Abstract
Multiple-period cluster randomised trials, such as stepped wedge or cluster cross-over trials, are being conducted with increasing frequency. In the design and analysis of these trials, it is necessary to specify the form of the within-cluster correlation structure, and a common assumption is that the correlation between the outcomes of any pair of subjects within a cluster is identical. More complex models that allow for correlations within a cluster to decay over time have recently been suggested. However, most software packages cannot fit these models. As a result, practitioners may choose a simpler model.
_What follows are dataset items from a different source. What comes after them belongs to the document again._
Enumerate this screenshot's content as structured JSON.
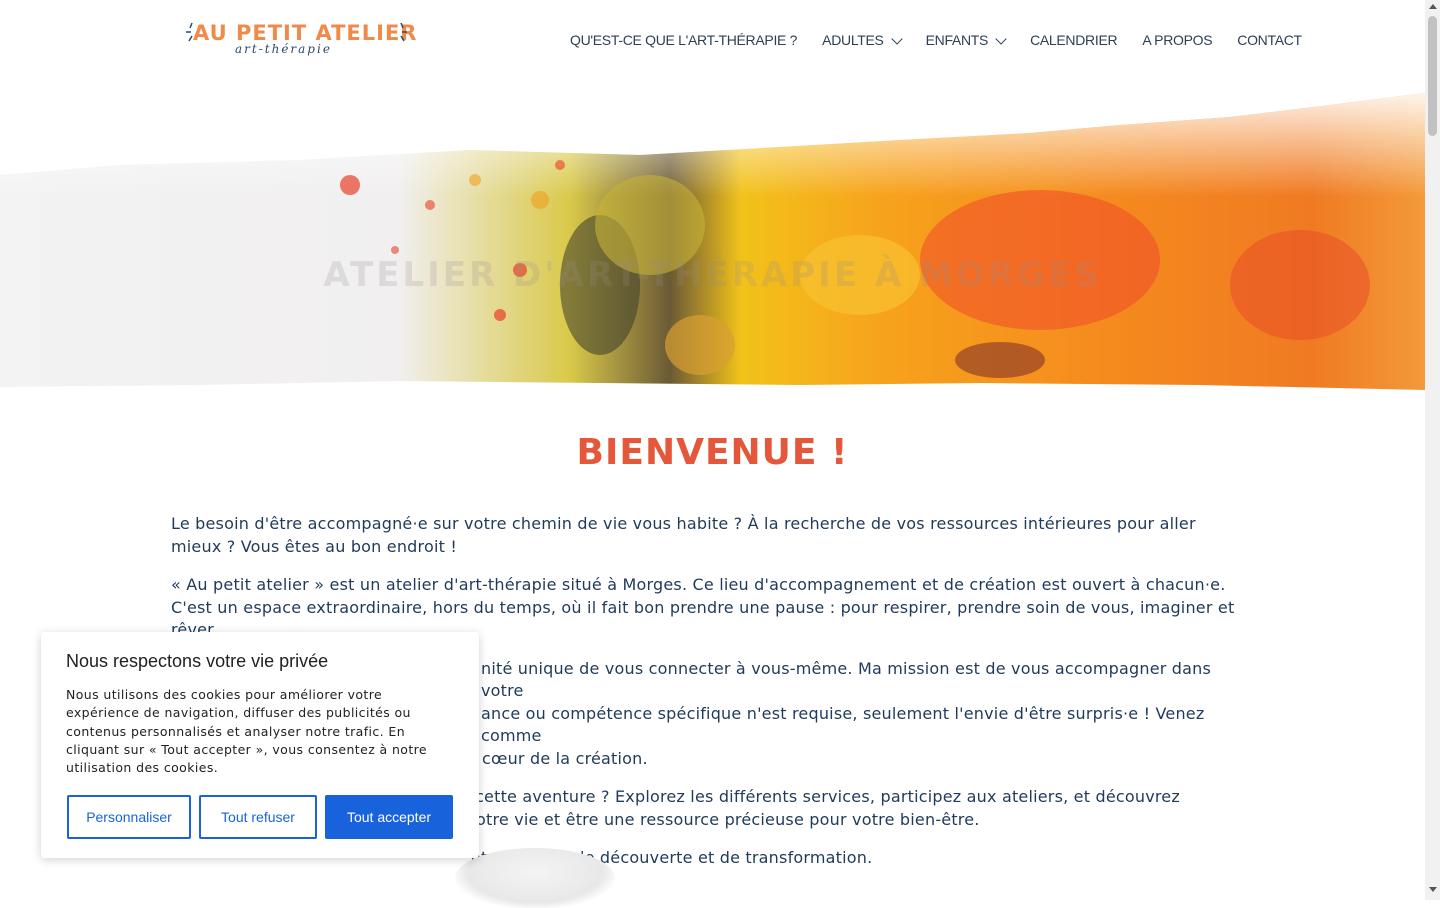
{
  "header": {
    "logo": {
      "main": "AU PETIT ATELIER",
      "sub": "art-thérapie"
    },
    "nav": [
      {
        "label": "QU'EST-CE QUE L'ART-THÉRAPIE ?",
        "dropdown": false
      },
      {
        "label": "ADULTES",
        "dropdown": true
      },
      {
        "label": "ENFANTS",
        "dropdown": true
      },
      {
        "label": "CALENDRIER",
        "dropdown": false
      },
      {
        "label": "A PROPOS",
        "dropdown": false
      },
      {
        "label": "CONTACT",
        "dropdown": false
      }
    ]
  },
  "hero": {
    "title": "ATELIER D'ART-THÉRAPIE À MORGES"
  },
  "main": {
    "heading": "BIENVENUE !",
    "paragraphs": [
      "Le besoin d'être accompagné·e sur votre chemin de vie vous habite ? À la recherche de vos ressources intérieures pour aller mieux ? Vous êtes au bon endroit !",
      "« Au petit atelier » est un atelier d'art-thérapie situé à Morges. Ce lieu d'accompagnement et de création est ouvert à chacun·e. C'est un espace extraordinaire, hors du temps, où il fait bon prendre une pause : pour respirer, prendre soin de vous, imaginer et rêver.",
      "nité unique de vous connecter à vous-même. Ma mission est de vous accompagner dans votre",
      "ance ou compétence spécifique n'est requise, seulement l'envie d'être surpris·e ! Venez comme",
      "cœur de la création.",
      "r cette aventure ? Explorez les différents services, participez aux ateliers, et découvrez",
      "otre vie et être une ressource précieuse pour votre bien-être.",
      "otre voyage de découverte et de transformation."
    ]
  },
  "cookie": {
    "title": "Nous respectons votre vie privée",
    "text": "Nous utilisons des cookies pour améliorer votre expérience de navigation, diffuser des publicités ou contenus personnalisés et analyser notre trafic. En cliquant sur « Tout accepter », vous consentez à notre utilisation des cookies.",
    "customize": "Personnaliser",
    "reject": "Tout refuser",
    "accept": "Tout accepter"
  },
  "colors": {
    "accent": "#e4573a",
    "logo_orange": "#f08a4b",
    "text": "#1f3a5a",
    "button_blue": "#1863dc"
  }
}
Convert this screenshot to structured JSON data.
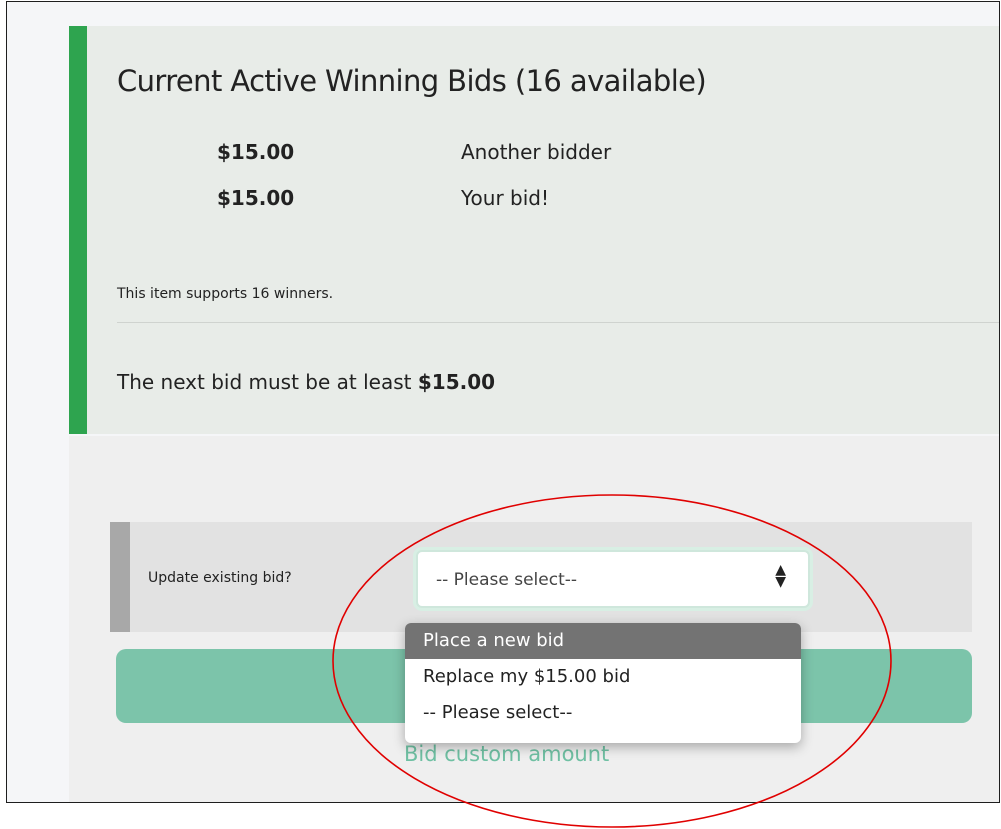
{
  "panel": {
    "title": "Current Active Winning Bids (16 available)",
    "bids": [
      {
        "amount": "$15.00",
        "bidder": "Another bidder"
      },
      {
        "amount": "$15.00",
        "bidder": "Your bid!"
      }
    ],
    "support_note": "This item supports 16 winners.",
    "next_bid_prefix": "The next bid must be at least",
    "next_bid_amount": "$15.00"
  },
  "update": {
    "label": "Update existing bid?",
    "selected": "-- Please select--",
    "options": [
      "Place a new bid",
      "Replace my $15.00 bid",
      "-- Please select--"
    ]
  },
  "links": {
    "custom_amount": "Bid custom amount"
  },
  "colors": {
    "success_bar": "#2ea44f",
    "button": "#7cc4aa",
    "annotation": "#e00000"
  }
}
We analytically examine the impact of incorrectly omitting a decay in correlation on the variance of the treatment effect estimator and show that misspecification of the within-cluster correlation structure can lead to incorrect conclusions regarding estimated treatment effects for stepped wedge and cluster crossover trials.
Keywords
1 Introduction
It is now well recognised that the correlation between subjects from the same cluster must be accounted for in the analysis of data from cluster randomised trials.1,6 The standard error of the estimated treatment effect depends on the variance components, and failure to properly account for within-cluster correlation structure may lead to confidence intervals for the treatment effect estimate that are of incorrect width. When cluster randomised trials are conducted over multiple periods, the entire within-cluster correlation structure, which incorporates correlations between observations taken in the same and different trial periods, must be considered.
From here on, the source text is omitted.